Livros que não esqueço (VII)
por Izaías Almada
VICTOR HUGO: OS MISERÁVEIS
A partir de um pequeno furto praticado por um senhor de nome Jean Valjean, o escritor francês Victor Hugo constrói um dos grandes romances da literatura universal.
A narrativa da história de Valjean, com todas as peripécias que ela contempla, o seu furto para alimentar a família, sua prisão de dezenove anos, as pessoas que fogem dele ou mesmo o agridem ao deixar a prisão através de um ardil e tentar não ser reconhecido, tudo isso é o desenho da superfície de uma sociedade que fere e machuca as pessoas por dentro.
A fuga de Valjean se dá por acidente. Javert, o policial que o persegue é salvo da morte pelo prisioneiro que procura, invertendo-se a máscara das relações sociais. Muitas vezes vemos o que não é e nos esquecemos de buscar ver aquilo que realmente é…
Ao ter que mudar de nome, Valjean enfrenta a dissimulação, a hipocrisia e o preconceito à sua volta. É por aí que caminha Victor Hugo quando pinta o quadro cruel de uma França pós-revolucionária e pós-bonapartista, com sua enorme população de miseráveis em busca de pão, casa e trabalho.
Liberdade, igualdade e fraternidade! Como isso fica bonito numa bandeira, não? O que pensariam disso, Fantine, Cosette, Marius, o próprio Valjean e outros milhões de franceses que perambularam pelas ruas de Paris e outras cidades francesas? Que pensaria o menino Gavroche morto numa das batalhas na revolução de 1830?
A pintura de Victor Hugo acima referida capta um momento de grande transformação na história da humanidade, onde as desigualdades sociais se manifestam de forma violenta.
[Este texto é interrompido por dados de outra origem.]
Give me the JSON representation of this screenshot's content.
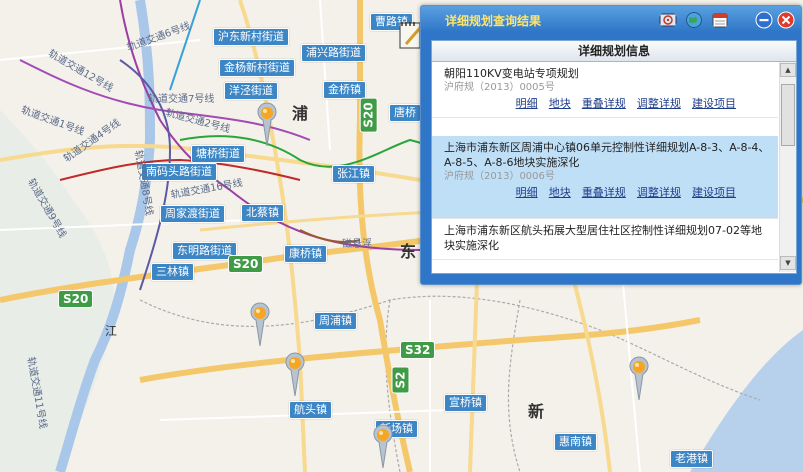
{
  "map": {
    "district_labels": [
      "浦",
      "东",
      "新",
      "江"
    ],
    "area_labels": [
      "沪东新村街道",
      "金杨新村街道",
      "洋泾街道",
      "浦兴路街道",
      "金桥镇",
      "唐桥",
      "塘桥街道",
      "南码头路街道",
      "周家渡街道",
      "东明路街道",
      "三林镇",
      "北蔡镇",
      "康桥镇",
      "张江镇",
      "周浦镇",
      "航头镇",
      "宣桥镇",
      "惠南镇",
      "老港镇",
      "曹路镇",
      "新场镇"
    ],
    "highway_labels": [
      "S20",
      "S20",
      "S20",
      "S32",
      "S2"
    ],
    "rail_labels": [
      "轨道交通6号线",
      "轨道交通12号线",
      "轨道交通4号线",
      "轨道交通2号线",
      "轨道交通7号线",
      "轨道交通8号线",
      "轨道交通11号线",
      "轨道交通9号线",
      "磁悬浮",
      "轨道交通1号线",
      "轨道交通16号线"
    ],
    "pin_count": 5
  },
  "panel": {
    "title": "详细规划查询结果",
    "header": "详细规划信息",
    "toolbar_icons": [
      "locate-icon",
      "globe-icon",
      "calendar-icon",
      "minimize-icon",
      "close-icon"
    ],
    "items": [
      {
        "title": "朝阳110KV变电站专项规划",
        "doc": "沪府规（2013）0005号",
        "links": [
          "明细",
          "地块",
          "重叠详规",
          "调整详规",
          "建设项目"
        ],
        "selected": false
      },
      {
        "title": "上海市浦东新区周浦中心镇06单元控制性详细规划A-8-3、A-8-4、A-8-5、A-8-6地块实施深化",
        "doc": "沪府规（2013）0006号",
        "links": [
          "明细",
          "地块",
          "重叠详规",
          "调整详规",
          "建设项目"
        ],
        "selected": true
      },
      {
        "title": "上海市浦东新区航头拓展大型居住社区控制性详细规划07-02等地块实施深化",
        "doc": "",
        "links": [],
        "selected": false
      }
    ]
  },
  "colors": {
    "accent": "#2f76c8",
    "title_text": "#ffe46a",
    "selected_row": "#bfdff7",
    "label_bg": "#3d86c6",
    "highway": "#3f9b45"
  }
}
Onde reis e senhores de terras não querem abrir mão dos seus privilégios e quando só resta aos miseráveis a revolta violenta pelas armas.
O mundo dá voltas, mas o eterno problema da injustiça social continua cada vez mais presente e o desprezo a essa questão pelos donos do capital nos dias atuais pode incendiar o nosso planetinha, como o fizeram os miseráveis franceses dos finais do século XVIII e início do XIX ou até mesmo os palhaços que se insurgem contra o poder do dinheiro em Nova York, perdão pelo ato falho, eu quis dizer em Gothan City do século XXI.
JEAN VALJEAN E O CORINGA
Estava eu a iniciar esse artigo quando fui ver o filme criado pelo realizador Todd Phillips que tem levado milhões de pessoas às salas de cinema mundo afora. Merecido? Eu diria que mais do que merecido. Ver o filme é levar um soco bem encaixado na boca do estômago.
Violento? Claro que é… Desnecessariamente violento? Não, nem um pouco, pois a violência explícita, aquela que se vê com o coração a pular, não é a que mais incomoda. A que mais incomoda é a violência que o cinismo dos donos do dinheiro procura esconder: a violência do preconceito, a violência da falta de emprego, a violência das drogas como alívio para o pessimismo que alimenta as depressões e as tentativas de homicídios e suicídios em massa.
Não dá mais para tapar o sol com peneira, senhores. A terra é redonda, os desastres climáticos podem reduzir nossas fontes de sobrevivência… E o mundo pode se transformar num grande manicômio. Exagero?
A história de Todd Phillips nos dá uma pista sobre isso. O Coringa é irmão de sangue de Bruce Wayne o menino que, quando crescer, vai tentar salvar o mundo dos “homens maus”.
Mas, afinal, quem são os “homens maus” da nova Gothan City, essa do século XXI? Os miseráveis de Victor Hugo? Os palhaços que apoiam o Coringa? Ou aquele 1% das estatísticas e pesquisas sobre as desigualdades sociais e a distribuição da riqueza?